The European Gaming and Betting Association (EGBA) and the Remote Gambling Association (RGA) have filed a complaint with the European Commission on Greece’s controversial, recently-adopted online gambling law, which would allow the provision of taxed gambling services.
The complaint relates to the Greek regime’s tax and non-tax barriers to market entry, which the Associations have alleged infringe EU law.
“The new regulation, which plans to open up the market to competition, has already been criticized by the European Commission regarding its compatibility with EU law when Greece submitted its first draft of the legislation in June this year. However, despite the Commission’s comments, a number of anti-competitive and unjustified restrictions remain in the adopted law,” the Associations said in a joint statement.
“These [restrictions] place unnecessary and unjustified economic burdens on new operators, such as forcing them to have a permanent establishment in Greece and limiting financial transactions to Greek banks. The law also imposes a higher age limit for online than offline gambling with no justifiable evidence to support that restriction.”

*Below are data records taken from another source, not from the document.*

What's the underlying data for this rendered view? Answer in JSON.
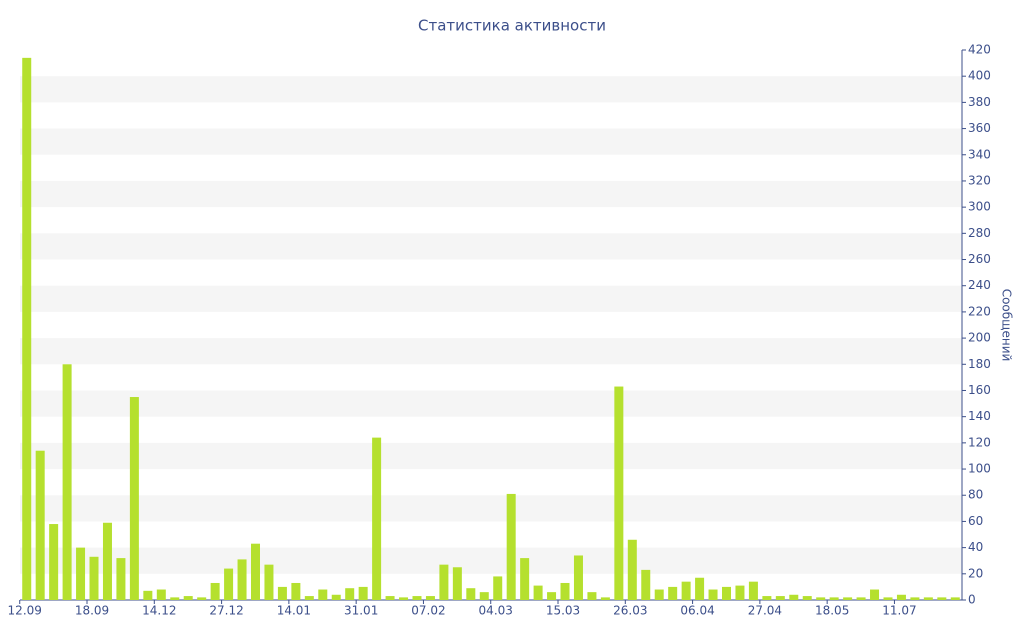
{
  "chart_data": {
    "type": "bar",
    "title": "Статистика активности",
    "y_axis_label": "Сообщений",
    "categories": [
      "12.09",
      null,
      null,
      null,
      null,
      "18.09",
      null,
      null,
      null,
      null,
      "14.12",
      null,
      null,
      null,
      null,
      "27.12",
      null,
      null,
      null,
      null,
      "14.01",
      null,
      null,
      null,
      null,
      "31.01",
      null,
      null,
      null,
      null,
      "07.02",
      null,
      null,
      null,
      null,
      "04.03",
      null,
      null,
      null,
      null,
      "15.03",
      null,
      null,
      null,
      null,
      "26.03",
      null,
      null,
      null,
      null,
      "06.04",
      null,
      null,
      null,
      null,
      "27.04",
      null,
      null,
      null,
      null,
      "18.05",
      null,
      null,
      null,
      null,
      "11.07",
      null,
      null,
      null,
      null
    ],
    "values": [
      414,
      114,
      58,
      180,
      40,
      33,
      59,
      32,
      155,
      7,
      8,
      2,
      3,
      2,
      13,
      24,
      31,
      43,
      27,
      10,
      13,
      3,
      8,
      4,
      9,
      10,
      124,
      3,
      2,
      3,
      3,
      27,
      25,
      9,
      6,
      18,
      81,
      32,
      11,
      6,
      13,
      34,
      6,
      2,
      163,
      46,
      23,
      8,
      10,
      14,
      17,
      8,
      10,
      11,
      14,
      3,
      3,
      4,
      3,
      2,
      2,
      2,
      2,
      8,
      2,
      4,
      2,
      2,
      2,
      2
    ],
    "color": "#b5e02e",
    "ylim": [
      0,
      420
    ],
    "yticks": [
      0,
      20,
      40,
      60,
      80,
      100,
      120,
      140,
      160,
      180,
      200,
      220,
      240,
      260,
      280,
      300,
      320,
      340,
      360,
      380,
      400,
      420
    ],
    "y_axis_side": "right",
    "grid": "stripes"
  }
}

In addition, the EGBA and RGA, which between them represent the majority of the largest European remote gambling operators, are particularly concerned about the new tax regime. The regime will require licensed gambling operators currently operating in Greece to potentially pay their taxes on any revenues earned from Greece-based customers retroactively from January 1, 2010, until the new licences have been awarded. The Associations argue that this provision is tantamount to a market entry fee that will have to be paid by all of the operators which are currently unable to be licensed in Greece.
At the same time, the Greek government has also decided to grant OPAP, the incumbent monopoly gambling operator for offline games, an extension of its existing licence for an additional 10 years from 2020 to 2030 in “a wholly uncompetitive and non-transparent fashion”, the Associations say. OPAP currently pays no gambling tax on its offline activities, whereas online operators will be required to pay 30% of gross gambling revenue. This differentiation in tax liabilities is subject to a separate State Aid challenge which has been lodged with the European Commission.
Commenting, Sigrid Ligné, Secretary General of EGBA, said: “Commissioner Barnier recently confirmed to the European Parliament that the he would fulfil his responsibilities seriously in assessing the compliance of member states gambling legislation with EU law. Allowing Greece to proceed with this legislation unchallenged would represent an abject failure of those responsibilities. We trust the Commissioner will urgently investigate our complaint against Greece and take action accordingly against Greece as well as on several other pending complaints.”
Clive Hawkswood, Chief Executive of the RGA, added: “We have welcomed the opening of the Greek online gambling market as a positive step. However, it is paramount that any new regime is conducted in a fair and transparent fashion which follows EU rules. Where a regime is contrary to the provision of [European law], challenges are unfortunately necessary and unavoidable. We therefore look to the Commission, as guardian of [EU law], to enforce those provisions in relation to gambling, as the European Parliament has recently requested.”